Si la nouvelle est confirmée, il s'agirait d'une des plus hautes pertes humaines dans ce conflit en cours.

Les autorités israéliennes déclarent avoir éliminé le brigadier-général Gholamreza Soleimani, qui dirigeait les forces paramilitaires Basij en Iran. Âgé de 62 ans, il était depuis plusieurs années la figure centrale des forces de sécurité intérieure du pays.

De la première ligne au grade de général

Gholamreza Soleimani est né en 1964 à Farsan, dans la province de Chaharmahal et Bakhtiari. Il a acquis son expérience militaire pendant la guerre Iran-Irak (1980-1988), où il s'est engagé très jeune comme volontaire sur le front.

Durant ce conflit, il a participé à plusieurs offensives majeures et a servi en tant que combattant puis chef de bataillon. Il a intégré le Corps des gardiens de la révolution islamique (IRGC) en 1982.

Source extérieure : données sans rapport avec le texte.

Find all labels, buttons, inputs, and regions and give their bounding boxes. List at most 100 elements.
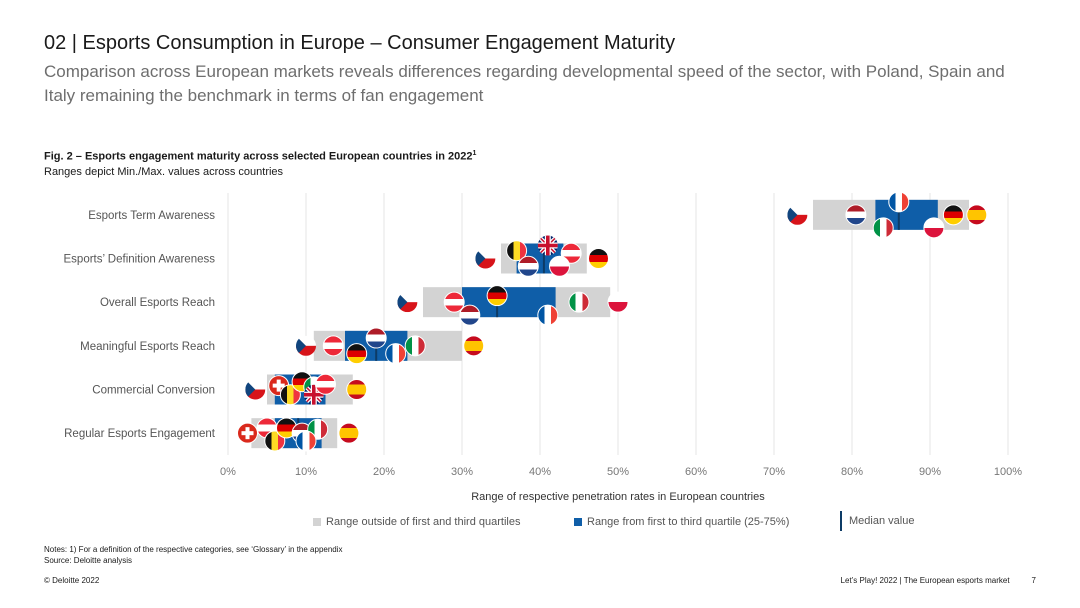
country-marker-spain	[338, 422, 360, 444]
flag-band	[475, 248, 496, 259]
flag-czechia-icon	[245, 379, 266, 400]
country-marker-spain	[966, 204, 988, 226]
country-marker-czechia	[296, 335, 316, 356]
flag-triangle	[245, 379, 256, 400]
flag-germany-icon	[588, 248, 609, 269]
country-marker-spain	[346, 379, 368, 400]
country-marker-austria	[322, 335, 344, 357]
legend-outer-label: Range outside of first and third quartil…	[326, 516, 521, 528]
page-title: 02 | Esports Consumption in Europe – Con…	[44, 32, 676, 54]
country-marker-czechia	[397, 292, 418, 313]
x-tick-label: 10%	[295, 466, 317, 478]
flag-france-icon	[537, 304, 559, 326]
country-marker-germany	[942, 204, 964, 226]
flag-cross	[272, 383, 285, 388]
x-tick-label: 60%	[685, 466, 707, 478]
flag-band	[245, 389, 266, 400]
footer-right: Let’s Play! 2022 | The European esports …	[819, 576, 1036, 585]
country-marker-uk	[537, 235, 558, 256]
flag-band	[296, 345, 316, 356]
flag-czechia-icon	[787, 204, 808, 225]
figure-footnote-ref: 1	[472, 150, 477, 157]
country-marker-netherlands	[845, 204, 867, 226]
flag-cross-red	[312, 384, 316, 405]
flag-czechia-icon	[296, 335, 316, 356]
flag-spain-icon	[966, 204, 988, 226]
flag-belgium-icon	[506, 240, 528, 262]
flag-cross-red	[546, 235, 550, 256]
legend-iqr-range: Range from first to third quartile (25-7…	[574, 516, 789, 528]
flag-italy-icon	[568, 291, 590, 313]
country-marker-italy	[404, 335, 426, 357]
flag-spain-icon	[463, 335, 485, 357]
country-marker-germany	[588, 248, 609, 269]
x-tick-label: 0%	[220, 466, 236, 478]
flag-austria-icon	[322, 335, 344, 357]
x-tick-label: 70%	[763, 466, 785, 478]
country-marker-france	[385, 343, 407, 365]
flag-band	[787, 214, 808, 225]
x-tick-label: 40%	[529, 466, 551, 478]
x-tick-label: 20%	[373, 466, 395, 478]
notes-source: Source: Deloitte analysis	[44, 556, 133, 565]
country-marker-france	[295, 430, 317, 452]
flag-triangle	[296, 335, 306, 356]
flag-triangle	[787, 204, 798, 225]
legend-outer-swatch	[313, 518, 321, 526]
country-marker-spain	[463, 335, 485, 357]
flag-germany-icon	[486, 285, 508, 307]
flag-germany-icon	[942, 204, 964, 226]
country-marker-poland	[607, 291, 629, 313]
flag-cross	[241, 431, 254, 436]
notes: Notes: 1) For a definition of the respec…	[44, 544, 343, 566]
legend-median-label: Median value	[849, 515, 915, 527]
flag-triangle	[397, 292, 408, 313]
country-marker-czechia	[475, 248, 496, 269]
country-marker-austria	[315, 373, 336, 395]
x-tick-label: 90%	[919, 466, 941, 478]
flag-italy-icon	[404, 335, 426, 357]
row-label: Commercial Conversion	[92, 385, 215, 397]
legend-outer-range: Range outside of first and third quartil…	[313, 516, 520, 528]
flag-band	[245, 379, 266, 390]
flag-italy-icon	[872, 217, 894, 239]
country-marker-czechia	[245, 379, 266, 400]
x-tick-label: 50%	[607, 466, 629, 478]
flag-france-icon	[295, 430, 317, 452]
row-label: Esports’ Definition Awareness	[64, 254, 216, 266]
flag-france-icon	[385, 343, 407, 365]
country-marker-netherlands	[365, 327, 387, 349]
country-marker-italy	[568, 291, 590, 313]
x-tick-label: 30%	[451, 466, 473, 478]
flag-austria-icon	[315, 373, 336, 395]
country-marker-germany	[486, 285, 508, 307]
flag-band	[397, 292, 418, 303]
x-tick-label: 80%	[841, 466, 863, 478]
flag-band	[397, 302, 418, 313]
x-tick-label: 100%	[994, 466, 1022, 478]
figure-title-text: Fig. 2 – Esports engagement maturity acr…	[44, 150, 473, 163]
footer-copyright: © Deloitte 2022	[44, 576, 100, 585]
country-marker-germany	[346, 343, 368, 365]
country-marker-france	[537, 304, 559, 326]
flag-france-icon	[888, 191, 910, 213]
notes-definition: Notes: 1) For a definition of the respec…	[44, 545, 343, 554]
flag-spain-icon	[338, 422, 360, 444]
row-label: Overall Esports Reach	[100, 297, 215, 309]
country-marker-france	[888, 191, 910, 213]
country-marker-poland	[549, 255, 570, 277]
country-marker-austria	[443, 291, 465, 313]
country-marker-netherlands	[459, 304, 481, 326]
flag-uk-icon	[537, 235, 558, 256]
country-marker-switzerland	[237, 422, 258, 444]
country-marker-belgium	[506, 240, 528, 262]
x-axis-label: Range of respective penetration rates in…	[471, 491, 765, 503]
row-label: Meaningful Esports Reach	[80, 341, 215, 353]
country-marker-poland	[923, 217, 945, 239]
legend-median-swatch	[840, 511, 842, 531]
row-label: Esports Term Awareness	[88, 210, 215, 222]
flag-band	[475, 258, 496, 269]
flag-netherlands-icon	[517, 255, 539, 277]
country-marker-netherlands	[517, 255, 539, 277]
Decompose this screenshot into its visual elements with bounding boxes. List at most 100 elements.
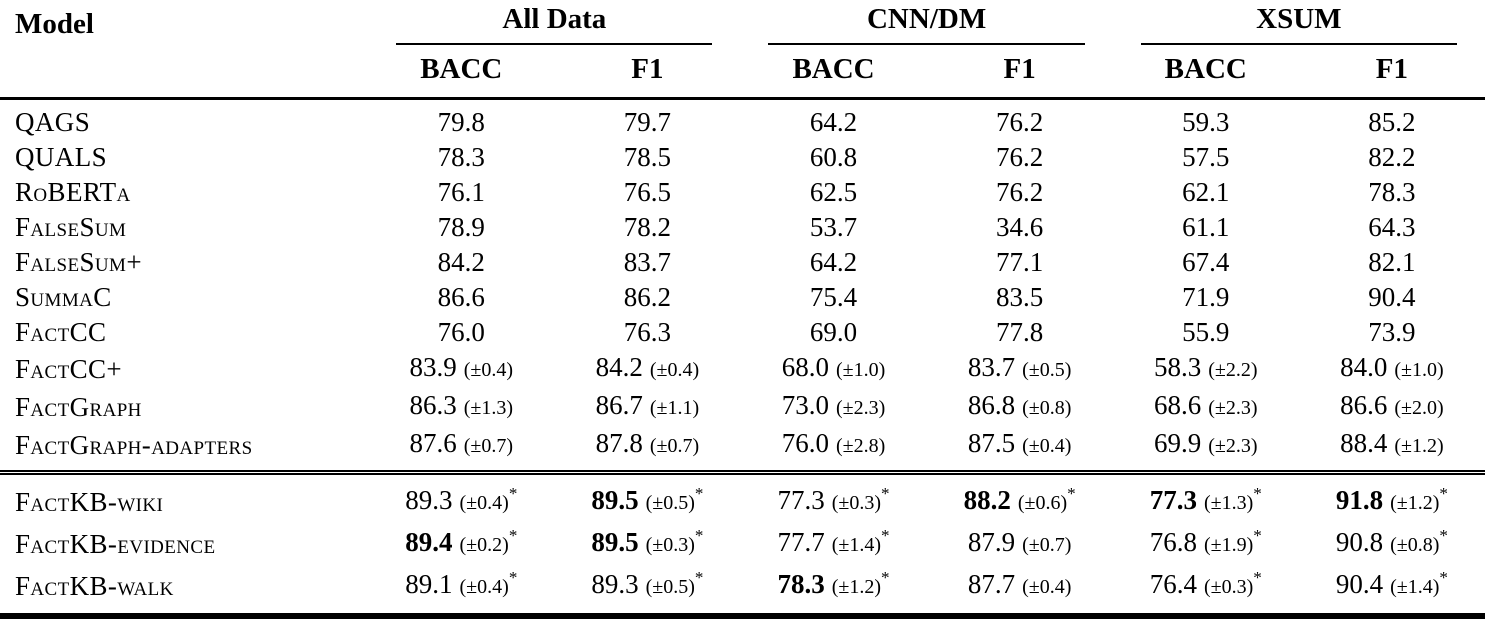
column-header-bacc-alldata: BACC [368,45,555,100]
metric-value: 79.7 [623,107,672,137]
metric-uncertainty: (±0.8) [1022,397,1072,419]
metric-cell: 85.2 [1299,99,1485,141]
metric-cell: 90.4 (±1.4)* [1299,565,1485,616]
metric-value: 77.8 [996,317,1044,347]
metric-cell: 89.1 (±0.4)* [368,565,554,616]
header-group-row: Model All Data CNN/DM XSUM [0,0,1485,100]
metric-value: 73.0 [781,390,829,420]
metric-value: 77.1 [996,247,1044,277]
metric-value: 55.9 [1182,317,1230,347]
metric-value: 84.2 [437,247,485,277]
model-name: FactKB-wiki [15,486,164,517]
model-name: FactGraph-adapters [15,429,253,460]
metric-cell: 83.9 (±0.4) [368,350,554,388]
column-group-xsum: XSUM [1113,0,1485,45]
metric-value: 76.8 [1149,527,1197,557]
metric-value: 88.4 [1340,428,1388,458]
metric-cell: 59.3 [1113,99,1299,141]
metric-value: 83.7 [623,247,672,277]
metric-value: 82.1 [1368,247,1416,277]
metric-cell: 58.3 (±2.2) [1113,350,1299,388]
metric-cell: 68.6 (±2.3) [1113,388,1299,426]
metric-uncertainty: (±0.4) [1022,435,1072,457]
metric-cell: 79.8 [368,99,554,141]
metric-uncertainty: (±2.8) [836,435,886,457]
metric-cell: 34.6 [927,210,1113,245]
metric-uncertainty: (±1.0) [1394,359,1444,381]
metric-uncertainty: (±2.3) [1208,397,1258,419]
table-row: FactKB-walk 89.1 (±0.4)* 89.3 (±0.5)* 78.3… [0,565,1485,616]
table-header: Model All Data CNN/DM XSUM BACC F1 BACC … [0,0,1485,100]
metric-cell: 75.4 [740,280,926,315]
significance-star: * [881,526,890,545]
metric-value: 78.3 [777,569,825,599]
column-header-f1-cnndm: F1 [926,45,1113,100]
metric-cell: 76.5 [554,175,740,210]
metric-uncertainty: (±2.3) [836,397,886,419]
metric-value: 61.1 [1182,212,1230,242]
metric-uncertainty: (±0.4) [649,359,700,381]
metric-cell: 69.9 (±2.3) [1113,426,1299,473]
metric-value: 78.3 [437,142,485,172]
metric-value: 67.4 [1182,247,1230,277]
metric-value: 62.5 [809,177,858,207]
metric-uncertainty: (±1.0) [836,359,886,381]
metric-value: 78.3 [1368,177,1416,207]
table-row: QUALS 78.3 78.5 60.8 76.2 57.5 82.2 [0,140,1485,175]
metric-cell: 86.6 (±2.0) [1299,388,1485,426]
metric-cell: 76.1 [368,175,554,210]
model-name: FalseSum+ [15,247,142,277]
metric-cell: 67.4 [1113,245,1299,280]
metric-value: 69.9 [1153,428,1202,458]
metric-value: 89.3 [405,485,453,515]
metric-uncertainty: (±1.9) [1203,534,1254,556]
metric-uncertainty: (±2.2) [1208,359,1258,381]
model-name: FactCC [15,317,107,347]
metric-cell: 53.7 [740,210,926,245]
metric-cell: 77.3 (±0.3)* [740,473,926,524]
baseline-models-section: QAGS 79.8 79.7 64.2 76.2 59.3 85.2 QUALS… [0,99,1485,473]
metric-value: 89.4 [405,527,453,557]
metric-cell: 87.5 (±0.4) [927,426,1113,473]
metric-cell: 69.0 [740,315,926,350]
metric-uncertainty: (±1.3) [1203,492,1254,514]
significance-star: * [508,484,518,503]
metric-uncertainty: (±0.3) [831,492,882,514]
column-header-model: Model [0,0,369,100]
metric-value: 68.6 [1153,390,1202,420]
metric-cell: 77.7 (±1.4)* [740,523,926,565]
metric-value: 90.4 [1335,569,1384,599]
metric-value: 64.2 [809,247,858,277]
metric-value: 85.2 [1368,107,1416,137]
metric-cell: 64.3 [1299,210,1485,245]
metric-value: 76.0 [437,317,485,347]
metric-uncertainty: (±1.3) [463,397,514,419]
metric-uncertainty: (±0.8) [1390,534,1440,556]
metric-cell: 78.3 [1299,175,1485,210]
significance-star: * [1439,484,1448,503]
group-label-all-data: All Data [396,3,713,45]
metric-value: 88.2 [963,485,1011,515]
metric-value: 64.3 [1368,212,1416,242]
metric-cell: 82.1 [1299,245,1485,280]
column-group-cnndm: CNN/DM [740,0,1112,45]
metric-uncertainty: (±0.3) [1203,576,1254,598]
metric-uncertainty: (±0.2) [459,534,509,556]
metric-value: 87.6 [409,428,457,458]
column-header-f1-alldata: F1 [554,45,741,100]
metric-value: 76.2 [996,142,1044,172]
metric-cell: 87.9 (±0.7) [927,523,1113,565]
metric-cell: 64.2 [740,245,926,280]
table-row: QAGS 79.8 79.7 64.2 76.2 59.3 85.2 [0,99,1485,141]
metric-cell: 76.8 (±1.9)* [1113,523,1299,565]
metric-value: 89.5 [591,485,639,515]
metric-cell: 76.2 [927,99,1113,141]
metric-value: 83.5 [996,282,1044,312]
metric-cell: 86.8 (±0.8) [927,388,1113,426]
metric-cell: 76.4 (±0.3)* [1113,565,1299,616]
metric-cell: 89.3 (±0.4)* [368,473,554,524]
metric-value: 78.2 [623,212,672,242]
metric-cell: 78.3 (±1.2)* [740,565,926,616]
metric-cell: 73.9 [1299,315,1485,350]
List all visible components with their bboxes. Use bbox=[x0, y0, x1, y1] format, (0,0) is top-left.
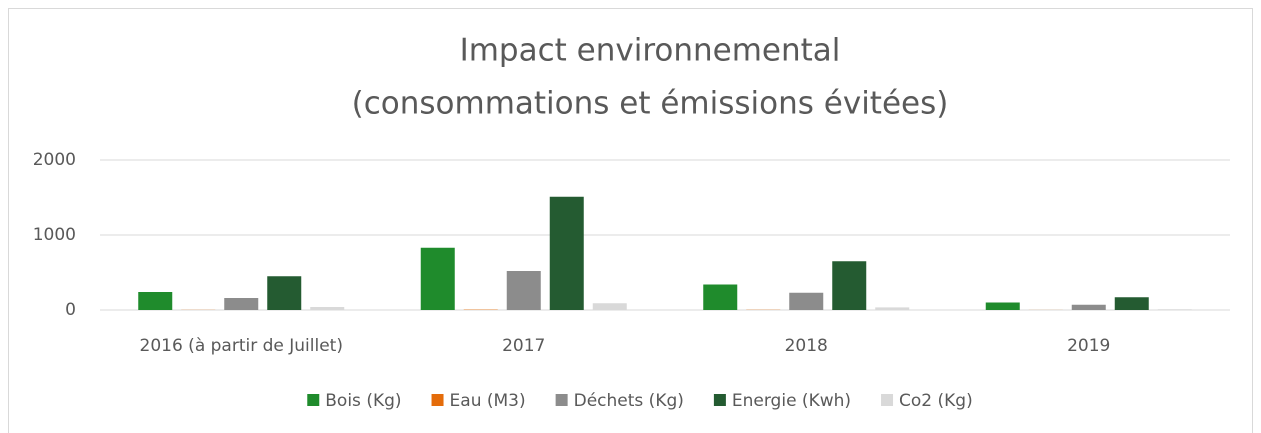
legend-swatch bbox=[713, 394, 726, 406]
y-tick-label: 0 bbox=[65, 300, 76, 320]
bar bbox=[420, 247, 455, 310]
bar bbox=[875, 307, 910, 310]
bar bbox=[703, 284, 738, 310]
bar bbox=[506, 271, 541, 310]
bar bbox=[592, 303, 627, 310]
chart-title: (consommations et émissions évitées) bbox=[352, 86, 949, 122]
x-tick-label: 2018 bbox=[785, 336, 828, 356]
legend-swatch bbox=[555, 394, 568, 406]
chart-title: Impact environnemental bbox=[460, 33, 841, 69]
bar bbox=[310, 307, 345, 310]
x-tick-label: 2017 bbox=[502, 336, 545, 356]
bar bbox=[267, 276, 302, 310]
legend-swatch bbox=[881, 394, 894, 406]
x-tick-label: 2016 (à partir de Juillet) bbox=[140, 336, 343, 356]
bar bbox=[224, 298, 259, 310]
legend-label: Bois (Kg) bbox=[325, 391, 401, 411]
chart-border bbox=[8, 8, 1253, 433]
bar bbox=[138, 292, 173, 310]
legend-label: Co2 (Kg) bbox=[899, 391, 973, 411]
legend-label: Déchets (Kg) bbox=[574, 391, 684, 411]
legend-swatch bbox=[307, 394, 320, 406]
y-tick-label: 1000 bbox=[33, 225, 76, 245]
legend-swatch bbox=[431, 394, 444, 406]
y-tick-label: 2000 bbox=[33, 150, 76, 170]
bar bbox=[985, 302, 1020, 310]
bar bbox=[1157, 309, 1192, 310]
legend-label: Energie (Kwh) bbox=[732, 391, 851, 411]
bar bbox=[549, 196, 584, 310]
bar bbox=[832, 261, 867, 310]
bar bbox=[1114, 297, 1149, 310]
x-tick-label: 2019 bbox=[1067, 336, 1110, 356]
bar bbox=[1071, 304, 1106, 310]
bar bbox=[789, 292, 824, 310]
legend-label: Eau (M3) bbox=[450, 391, 526, 411]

Après la guerre, il a occupé divers postes régionaux. En 2006, il devient commandant du Saheb al-Zaman Corps dans la province d'Ispahan, une position notable puisque, pour la première fois, il dirigeait à la fois les unités Basij locales et des unités de combat formelles de l'IRGC. En juillet 2017, il est promu au grade de brigadier-général.

Sur le plan académique, les médias officiels iraniens indiquent qu'il détenait une licence d'histoire de l'université d'Ispahan et qu'il préparait un doctorat en histoire islamique de l'Iran, sans préciser l'établissement.

À la tête du Basij

Le 2 juillet 2019, le guide suprême a nommé Soleimani à la tête du Basij, force paramilitaire volontaire rattachée à l'IRGC et chargée du maintien de l'ordre intérieur via des structures locales à travers le pays. Les Basij et l'IRGC remontent à 1979, année de la révolution.

La mission officielle donnée à Soleimani incluait le « développement du Basij et de la culture de la résistance », l'expansion des groupes armés ainsi que la promotion des valeurs révolutionnaires auprès des jeunes.

Rôle dans la répression des manifestations

En tant que chef des Basij, Soleimani a souvent été déployé pour réprimer des troubles intérieurs. Les forces qu'il commandait, estimées à environ 450 000 membres, ont joué un rôle important lors de plusieurs mouvements de protestation :

  • les manifestations de 2009 connues sous le nom de « mouvement vert » ;
  • les protestations nationales de novembre 2019, où les Basij ont participé à une répression violente ;
  • les soulèvements de 2022-2023 après la mort de Mahsa Amini en garde à vue ;
  • les manifestations de janvier les plus récentes, durant lesquelles des milliers de décès ont été rapportés.

Son action à la tête des Basij lui a valu des sanctions de plusieurs pays et organisations occidentales, notamment les États-Unis, l'Union européenne, le Royaume-Uni et le Canada. En 2021, l'Union européenne l'a sanctionné en raison de l'usage de la violence létale contre des manifestants non armés.

Contexte de l'annonce et portée politique

Le ministre israélien de la Défense a aussi affirmé qu'Ali Larijani, secrétaire du Conseil suprême de sécurité nationale iranien, aurait été tué lors d'une frappe nocturne. Téhéran n'a ni confirmé ni démenti ces déclarations, qui, si elles sont vérifiées, représenteraient un coup majeur pour la hiérarchie politique et militaire iranienne.

Depuis le début du conflit actuel, les frappes israéliennes et américaines ont visé des structures et responsables clés, et l'attaque annoncée contre Soleimani s'inscrit dans cette logique d'affaiblissement des appareils de sécurité iraniens.

Remarques finales

S'il est avéré que Gholamreza Soleimani a été tué, sa disparition marquerait l'une des pertes les plus importantes chez les dirigeants iraniens depuis les frappes qui ont visé Ali Khamenei et ses principaux proches lors du déclenchement de la guerre le 28 février. Pour l'heure, le statut reste contesté et les éléments indépendants de confirmation font défaut.